Art rationing: the culture of less

There is talk of rationing in the air. Hilary Benn, Secretary of State for Environment, Food and Rural affairs has done the maths and warns that population growth and climate change will affect our future food security. Amongst the green left, there’s a nostalgic enthusiasm for this kind of wartime frugality. A rush of books is digging up techniques of how the wartime generation coped with shortage.

After decades of plenty, we are coming to believe we are overburdened by consumption. I’m sure a lot of the world would find this more than a little ironic, but let’s not knock it. A culture of less would be a good thing.

But I started wondering whether it’s not just food and goods we should be thinking about having less of. What if the culture of less were to mean less culture as well? I remember listening to a talk by director Mike Figgis a couple of years ago in which he likened cultural over-production to global warming. The inventions of photography, then magnetic tape and now digitisation means that all culture is now permanent.

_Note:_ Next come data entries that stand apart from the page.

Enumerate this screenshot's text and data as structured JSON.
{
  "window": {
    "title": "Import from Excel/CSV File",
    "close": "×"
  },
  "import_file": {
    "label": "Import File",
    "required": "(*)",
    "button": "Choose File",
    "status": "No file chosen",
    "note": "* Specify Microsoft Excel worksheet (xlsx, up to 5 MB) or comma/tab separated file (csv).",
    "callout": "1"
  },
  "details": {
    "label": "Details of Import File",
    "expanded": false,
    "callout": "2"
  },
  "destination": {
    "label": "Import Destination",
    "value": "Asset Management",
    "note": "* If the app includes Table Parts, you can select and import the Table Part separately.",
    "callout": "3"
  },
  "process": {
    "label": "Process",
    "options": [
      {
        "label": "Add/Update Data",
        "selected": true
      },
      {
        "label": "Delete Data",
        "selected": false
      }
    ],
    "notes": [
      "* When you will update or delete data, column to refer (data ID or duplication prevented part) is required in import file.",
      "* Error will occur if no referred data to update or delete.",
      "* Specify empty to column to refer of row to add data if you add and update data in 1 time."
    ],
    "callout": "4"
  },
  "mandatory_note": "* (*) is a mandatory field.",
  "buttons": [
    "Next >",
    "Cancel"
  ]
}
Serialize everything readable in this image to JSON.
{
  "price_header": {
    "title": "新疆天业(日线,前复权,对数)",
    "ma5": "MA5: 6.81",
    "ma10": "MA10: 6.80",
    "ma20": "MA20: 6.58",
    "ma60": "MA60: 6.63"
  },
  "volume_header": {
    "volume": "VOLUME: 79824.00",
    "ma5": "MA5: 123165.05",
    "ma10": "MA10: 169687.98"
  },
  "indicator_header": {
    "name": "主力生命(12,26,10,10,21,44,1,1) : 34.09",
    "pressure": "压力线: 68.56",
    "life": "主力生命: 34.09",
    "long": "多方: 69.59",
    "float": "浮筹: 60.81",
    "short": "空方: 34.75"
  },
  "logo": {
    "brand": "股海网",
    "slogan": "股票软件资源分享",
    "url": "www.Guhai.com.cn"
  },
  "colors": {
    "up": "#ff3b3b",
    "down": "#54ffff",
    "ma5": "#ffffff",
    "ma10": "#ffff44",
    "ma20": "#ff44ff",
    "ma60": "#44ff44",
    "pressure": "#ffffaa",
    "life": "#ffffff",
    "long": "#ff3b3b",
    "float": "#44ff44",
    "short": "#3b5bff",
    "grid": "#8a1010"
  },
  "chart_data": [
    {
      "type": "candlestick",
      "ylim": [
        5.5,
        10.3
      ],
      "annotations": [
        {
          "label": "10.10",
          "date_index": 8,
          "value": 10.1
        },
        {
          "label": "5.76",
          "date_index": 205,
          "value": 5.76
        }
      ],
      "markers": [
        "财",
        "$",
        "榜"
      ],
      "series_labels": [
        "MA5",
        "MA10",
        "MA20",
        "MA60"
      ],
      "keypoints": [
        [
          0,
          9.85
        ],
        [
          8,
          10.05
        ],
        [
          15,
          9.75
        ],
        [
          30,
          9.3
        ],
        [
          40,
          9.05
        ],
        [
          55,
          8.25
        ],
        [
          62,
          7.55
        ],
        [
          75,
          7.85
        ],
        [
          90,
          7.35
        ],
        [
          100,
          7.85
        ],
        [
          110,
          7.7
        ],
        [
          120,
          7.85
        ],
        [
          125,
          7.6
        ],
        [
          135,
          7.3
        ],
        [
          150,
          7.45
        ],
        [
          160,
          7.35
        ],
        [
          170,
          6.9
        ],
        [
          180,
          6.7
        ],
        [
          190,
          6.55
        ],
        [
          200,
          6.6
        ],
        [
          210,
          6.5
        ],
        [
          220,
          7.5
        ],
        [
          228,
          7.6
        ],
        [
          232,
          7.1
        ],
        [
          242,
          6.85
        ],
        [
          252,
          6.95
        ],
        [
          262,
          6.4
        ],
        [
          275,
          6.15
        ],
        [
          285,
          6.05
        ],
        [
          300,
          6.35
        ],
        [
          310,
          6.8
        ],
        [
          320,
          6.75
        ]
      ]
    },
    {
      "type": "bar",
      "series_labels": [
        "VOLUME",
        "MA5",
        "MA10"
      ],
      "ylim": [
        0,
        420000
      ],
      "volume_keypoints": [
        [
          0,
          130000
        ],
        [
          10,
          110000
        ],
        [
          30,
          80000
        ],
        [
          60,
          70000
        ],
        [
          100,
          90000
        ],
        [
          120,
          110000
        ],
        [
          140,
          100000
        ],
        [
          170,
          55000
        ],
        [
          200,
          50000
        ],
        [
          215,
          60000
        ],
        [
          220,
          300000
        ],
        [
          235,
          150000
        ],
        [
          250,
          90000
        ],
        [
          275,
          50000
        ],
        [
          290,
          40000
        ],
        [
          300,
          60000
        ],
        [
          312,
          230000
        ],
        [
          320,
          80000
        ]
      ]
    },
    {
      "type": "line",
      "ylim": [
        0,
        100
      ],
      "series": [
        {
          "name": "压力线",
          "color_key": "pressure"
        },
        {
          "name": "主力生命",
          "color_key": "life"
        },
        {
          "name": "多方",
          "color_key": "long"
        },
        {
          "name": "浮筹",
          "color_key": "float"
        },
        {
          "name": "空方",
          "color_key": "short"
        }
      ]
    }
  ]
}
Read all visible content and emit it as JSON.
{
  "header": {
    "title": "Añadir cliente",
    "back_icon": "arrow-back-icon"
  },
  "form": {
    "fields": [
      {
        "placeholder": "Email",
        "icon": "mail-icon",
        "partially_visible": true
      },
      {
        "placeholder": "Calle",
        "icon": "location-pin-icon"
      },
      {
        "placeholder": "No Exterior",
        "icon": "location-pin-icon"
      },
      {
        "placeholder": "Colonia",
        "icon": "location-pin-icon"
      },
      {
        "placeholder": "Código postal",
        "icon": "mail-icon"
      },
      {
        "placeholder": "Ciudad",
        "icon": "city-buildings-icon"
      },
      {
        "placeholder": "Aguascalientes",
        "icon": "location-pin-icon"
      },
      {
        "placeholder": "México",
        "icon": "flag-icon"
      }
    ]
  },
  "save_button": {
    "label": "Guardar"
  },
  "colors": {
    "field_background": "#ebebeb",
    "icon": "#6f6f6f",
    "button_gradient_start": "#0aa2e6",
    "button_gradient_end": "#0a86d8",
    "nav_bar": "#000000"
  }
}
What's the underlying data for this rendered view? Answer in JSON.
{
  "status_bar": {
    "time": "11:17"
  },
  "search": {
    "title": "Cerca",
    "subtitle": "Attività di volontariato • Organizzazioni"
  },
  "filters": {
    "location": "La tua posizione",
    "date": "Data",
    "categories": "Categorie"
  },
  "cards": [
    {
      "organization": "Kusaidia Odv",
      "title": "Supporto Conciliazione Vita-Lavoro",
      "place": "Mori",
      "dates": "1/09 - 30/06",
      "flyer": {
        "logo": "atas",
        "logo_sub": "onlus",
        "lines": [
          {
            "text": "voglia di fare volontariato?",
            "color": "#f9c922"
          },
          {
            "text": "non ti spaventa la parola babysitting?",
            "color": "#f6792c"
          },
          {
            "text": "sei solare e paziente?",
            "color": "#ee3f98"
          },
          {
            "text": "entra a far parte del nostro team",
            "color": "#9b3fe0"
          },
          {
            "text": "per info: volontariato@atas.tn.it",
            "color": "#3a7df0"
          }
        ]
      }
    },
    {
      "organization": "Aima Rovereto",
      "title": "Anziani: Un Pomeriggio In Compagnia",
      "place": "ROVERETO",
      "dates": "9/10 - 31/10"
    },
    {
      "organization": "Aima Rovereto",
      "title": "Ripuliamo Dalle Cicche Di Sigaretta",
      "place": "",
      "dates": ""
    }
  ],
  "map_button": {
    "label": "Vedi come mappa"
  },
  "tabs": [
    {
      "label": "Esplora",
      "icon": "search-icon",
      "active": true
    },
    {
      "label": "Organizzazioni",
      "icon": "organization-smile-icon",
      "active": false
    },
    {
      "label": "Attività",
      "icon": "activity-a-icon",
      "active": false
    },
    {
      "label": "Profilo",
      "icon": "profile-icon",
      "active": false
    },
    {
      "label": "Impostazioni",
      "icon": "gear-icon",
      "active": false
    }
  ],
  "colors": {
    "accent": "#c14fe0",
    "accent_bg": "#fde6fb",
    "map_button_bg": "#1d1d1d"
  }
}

Nothing is thrown away. New culture constantly pours into the lake at an ever increasing rate, but the lake is now dammed. “Is there too much culture?” asked Figgis. It was an idea that created a few ripples at the time.

If artists are suggesting we could live with less, should we also be living with less art? What if we had cultural rationing books. You might only be allowed five CDs a year, five books, two exhibitions, four films, one orchestral concert and two gigs. Would that make you choose what you consumed more carefully? What would you cut out? And (though the numbers of artists thrown on the dole queue would be huge) would the experience you took away from each encounter stamp itself a little deeper on your mind?